Published May 13, 2017 in the “Ocean Watch” column, Honolulu Star-Advertiser ©2017 Susan Scott
HERON ISLAND, Capricorn Cays National Park, Great Barrier Reef >> After voyaging from Pancake Creek to the Gladstone Marina, where we planned to set sail for Heron Island, a gale appeared. Not only did it pack sustained winds of more than 30 mph, the storm front promised to stick around for a week.
Since sailing Honu was out of the question in that weather, I booked two nights at the Heron Island Resort, traveling the 42 miles to the island aboard the resort’s fast ferry.
Heron Island Resort, operating since 1932, is well known in Australia because it’s one of the few places, besides a boat, where people can stay out on the reef. The oval island, about a half-mile long and quarter- mile wide, also hosts the Great Barrier Reef’s first marine biology research station, built in 1951.
Coral reef encircles the island, creating a turquoise lagoon that laps onto a continuous white-sand beach, and the island’s center supports a lush tropical forest. All of the area is much loved by researchers and visitors alike because of the abundant marine animals that peacefully share their space with humans.
When the storm proved to be the edge of a cyclone that struck nearby New Caledonia, the ferry ride back to the mainland was deemed unsafe. Two nights on Heron Island became a glorious three.
Soon after we arrived, we walked the beach around the island and in one area saw a carpet of rays in the shallow water. “I stopped counting at 81,” a man said as we passed, gaping.
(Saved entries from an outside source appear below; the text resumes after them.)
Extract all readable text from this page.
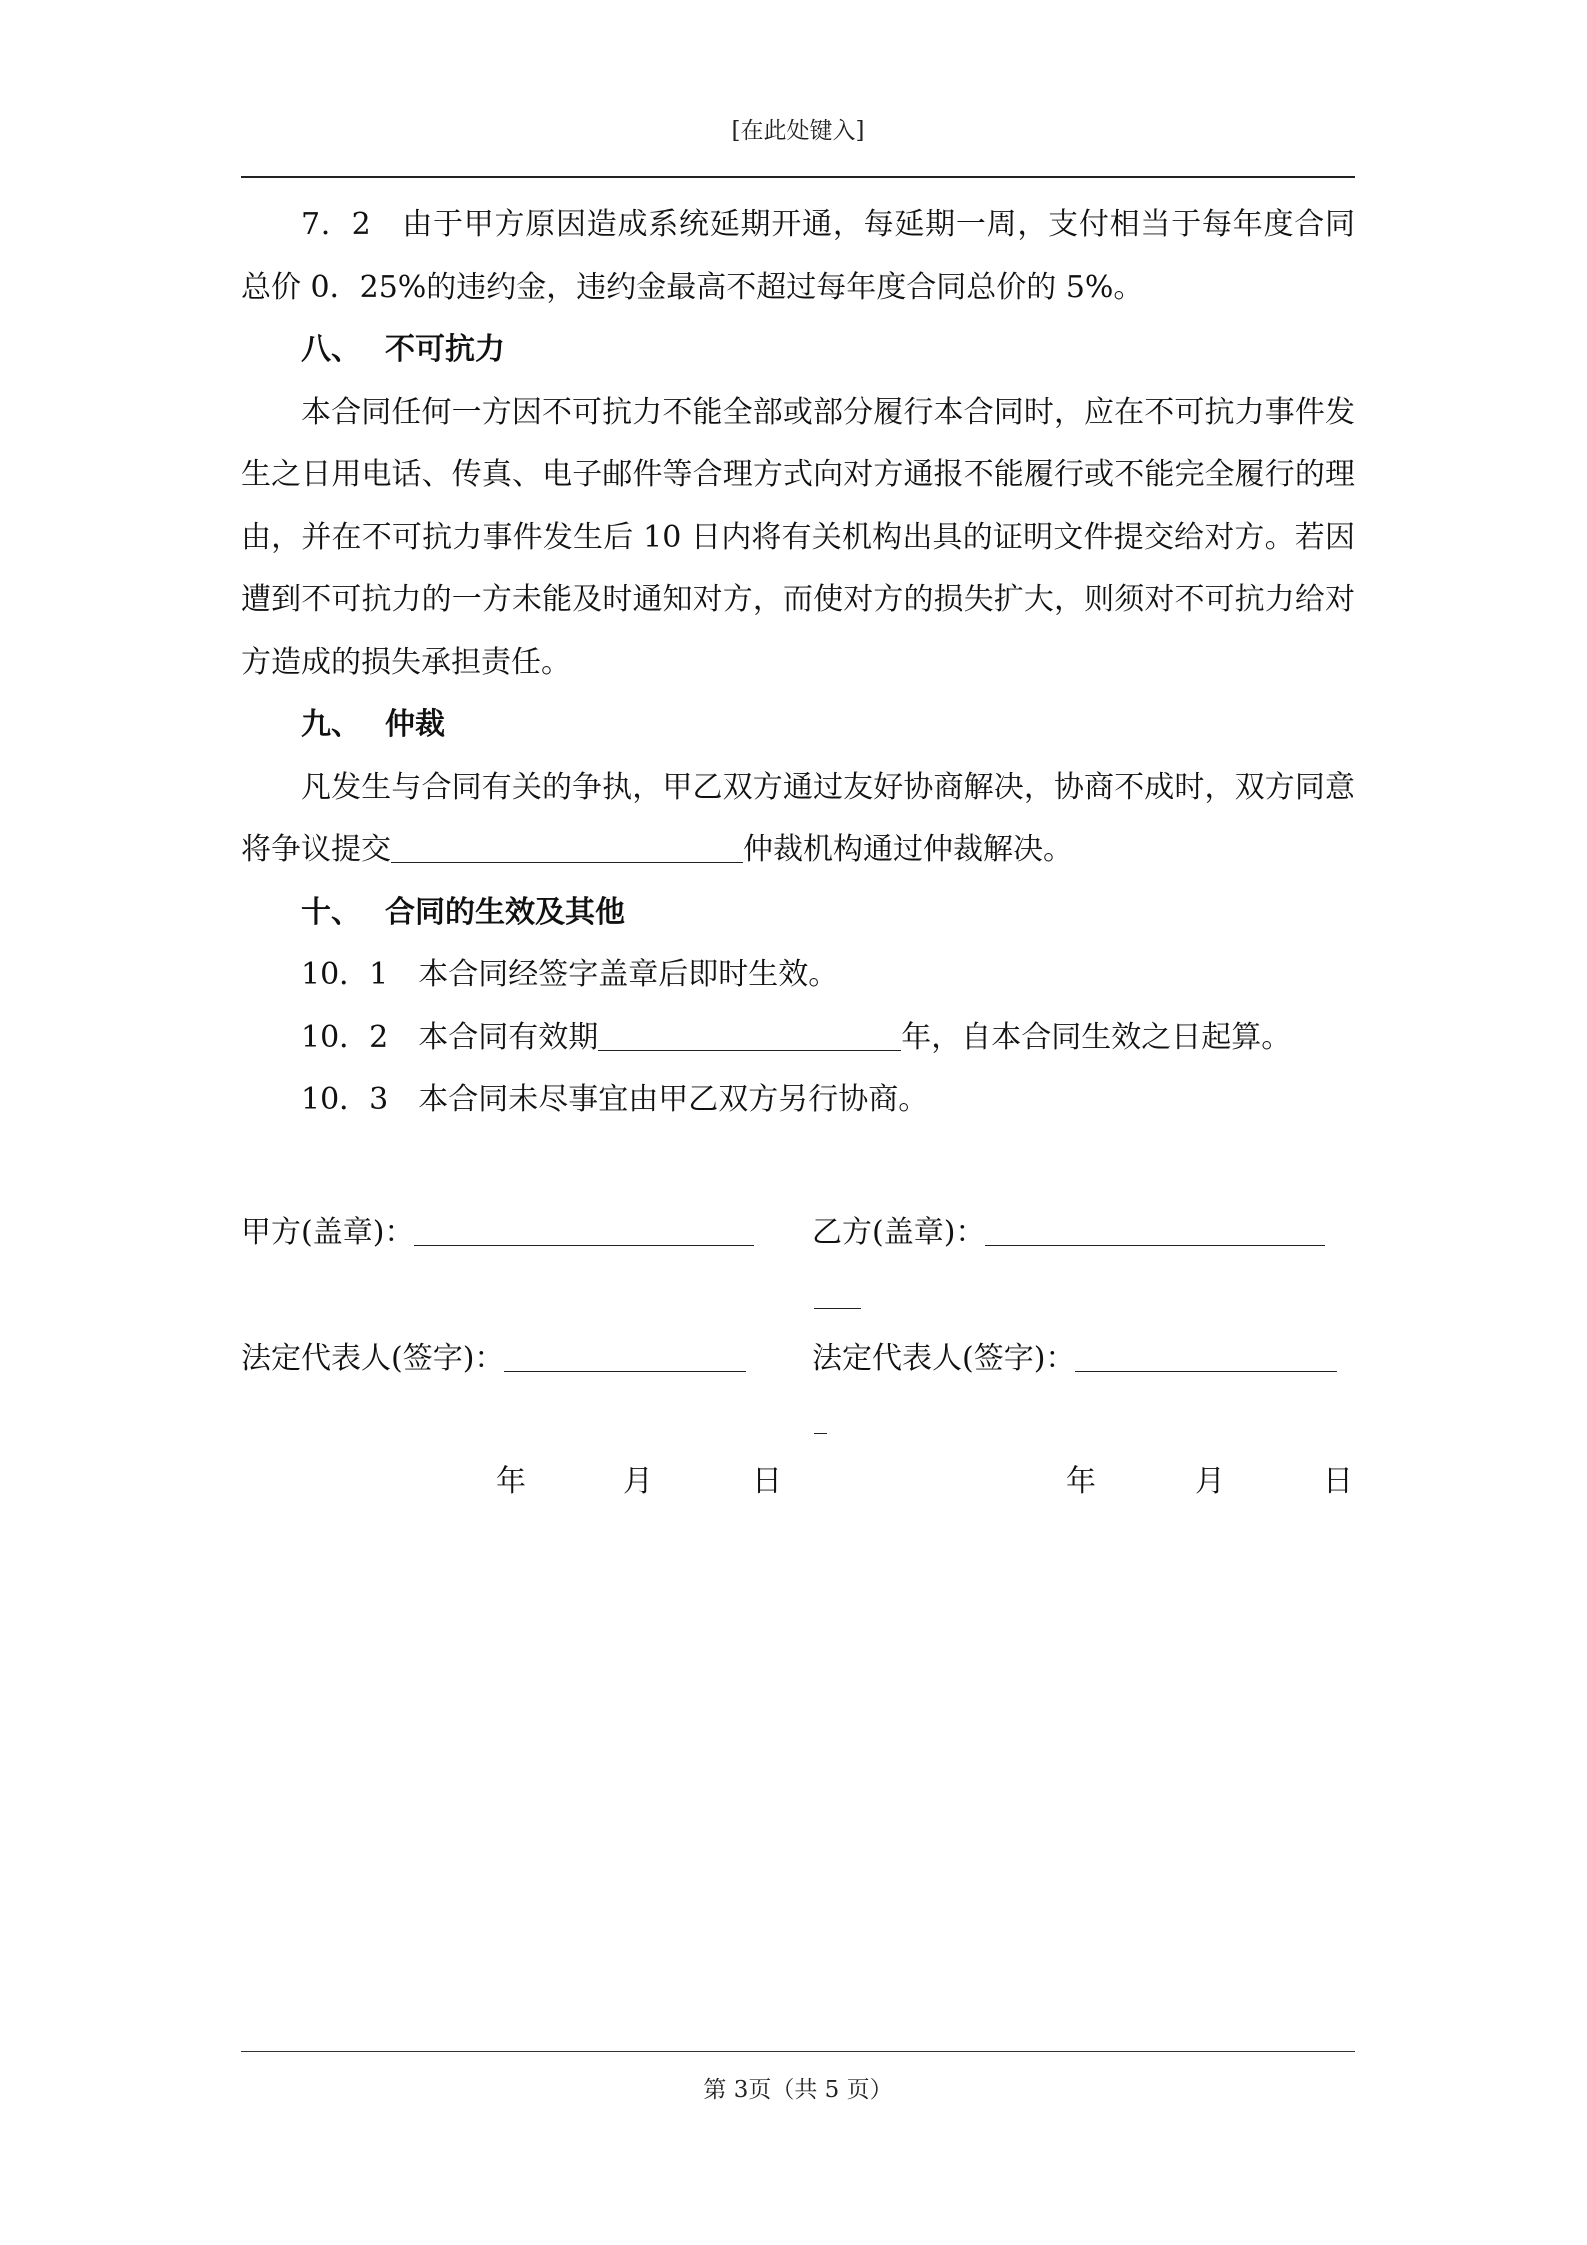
[在此处键入]

7．2　由于甲方原因造成系统延期开通，每延期一周，支付相当于每年度合同总价 0．25%的违约金，违约金最高不超过每年度合同总价的 5%。

八、 不可抗力

本合同任何一方因不可抗力不能全部或部分履行本合同时，应在不可抗力事件发生之日用电话、传真、电子邮件等合理方式向对方通报不能履行或不能完全履行的理由，并在不可抗力事件发生后 10 日内将有关机构出具的证明文件提交给对方。若因遭到不可抗力的一方未能及时通知对方，而使对方的损失扩大，则须对不可抗力给对方造成的损失承担责任。

九、 仲裁

凡发生与合同有关的争执，甲乙双方通过友好协商解决，协商不成时，双方同意将争议提交	仲裁机构通过仲裁解决。

十、 合同的生效及其他

10．1　本合同经签字盖章后即时生效。

10．2　本合同有效期	年，自本合同生效之日起算。

10．3　本合同未尽事宜由甲乙双方另行协商。

甲方(盖章)：	乙方(盖章)：
法定代表人(签字)：	法定代表人(签字)：
年	月	日	年	月	日
第 3页（共 5 页）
Eagle rays, shovel-nose rays and several species of stingrays come near the island at high tide, wiggling into the sand to eat buried shrimp, crabs and snails.
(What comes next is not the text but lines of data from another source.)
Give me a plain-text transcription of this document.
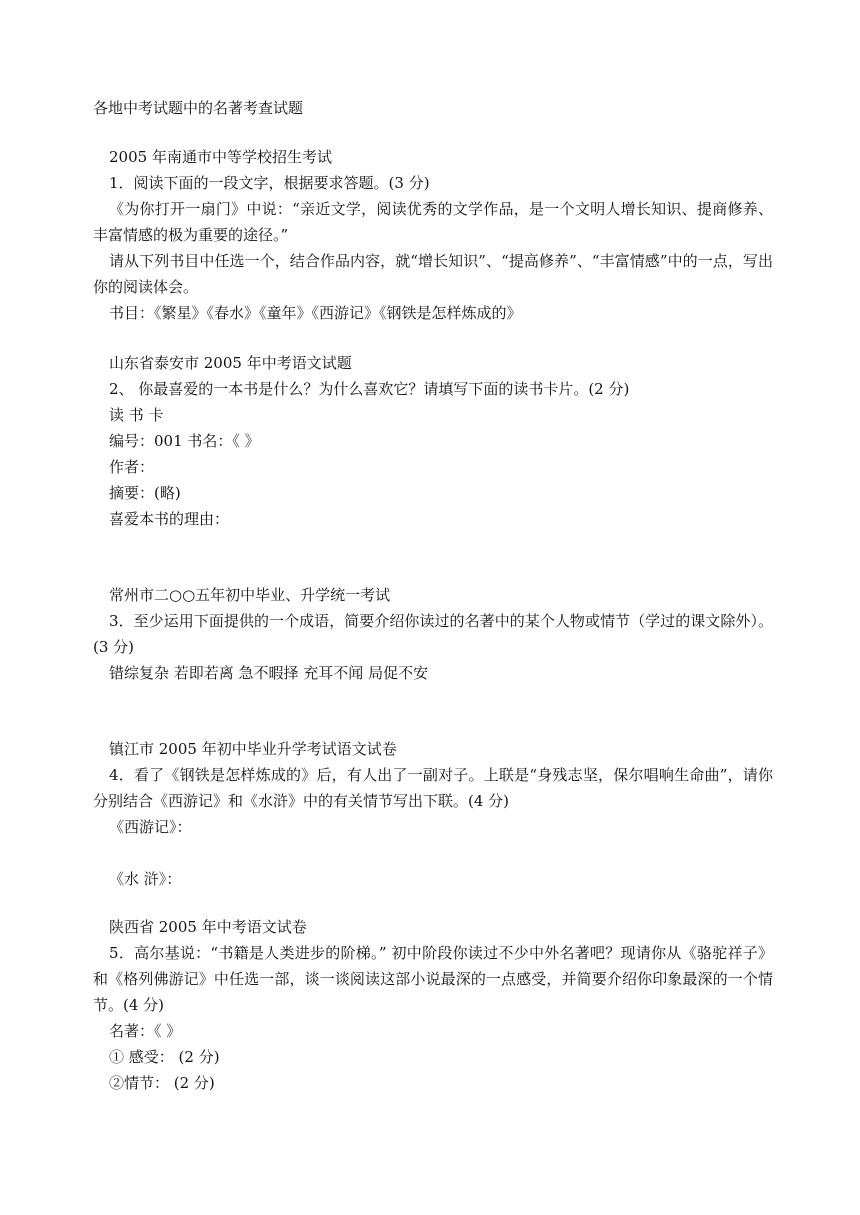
各地中考试题中的名著考查试题
2005 年南通市中等学校招生考试
1．阅读下面的一段文字，根据要求答题。(3 分)
《为你打开一扇门》中说：“亲近文学，阅读优秀的文学作品，是一个文明人增长知识、提商修养、丰富情感的极为重要的途径。”
请从下列书目中任选一个，结合作品内容，就“增长知识”、“提高修养”、“丰富情感”中的一点，写出你的阅读体会。
书目：《繁星》《春水》《童年》《西游记》《钢铁是怎样炼成的》
山东省泰安市 2005 年中考语文试题
2、 你最喜爱的一本书是什么？为什么喜欢它？请填写下面的读书卡片。(2 分)
读 书 卡
编号：001 书名：《 》
作者：
摘要：(略)
喜爱本书的理由：
常州市二○○五年初中毕业、升学统一考试
3．至少运用下面提供的一个成语，简要介绍你读过的名著中的某个人物或情节（学过的课文除外）。(3 分)
错综复杂 若即若离 急不暇择 充耳不闻 局促不安
镇江市 2005 年初中毕业升学考试语文试卷
4．看了《钢铁是怎样炼成的》后，有人出了一副对子。上联是“身残志坚，保尔唱响生命曲”，请你分别结合《西游记》和《水浒》中的有关情节写出下联。(4 分)
《西游记》：
《水 浒》：
陕西省 2005 年中考语文试卷
5．高尔基说：“书籍是人类进步的阶梯。” 初中阶段你读过不少中外名著吧？现请你从《骆驼祥子》和《格列佛游记》中任选一部，谈一谈阅读这部小说最深的一点感受，并简要介绍你印象最深的一个情节。(4 分)
名著：《 》
① 感受： (2 分)
②情节： (2 分)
The forest side of the beach contained endless craters dug months ago by female green and loggerhead turtles to lay their eggs. Walking the beach at sunset to see turtle hatchlings race to the water was a popular, if heartbreaking, activity. Silver gulls snatched the baby turtles as fast as they appeared.
Another of Heron’s harsh wildlife scenes comes from the island’s carnivorous tree, called a Pisonia, which bears sticky, branched seeds. Seabirds called noddies nest by the thousands (200,000 at peak) in the tall leafy trees. When the seeds tangle chicks’ feathers, the birds fall, and their decomposing bodies fertilize the trees.
We saw struggling wedge-tailed shearwater fledglings lethally entangled in Pisonia seeds.
Craig and I went snorkeling twice in that blowy weather, and even with wind and sand blasting our legs and rain pelting our clothes, we walked around and around the island as often as possible, watching wild animals cope with a storm.
How extraordinary is Heron Island? As we left on the ferry for the mainland, we promised we would be back.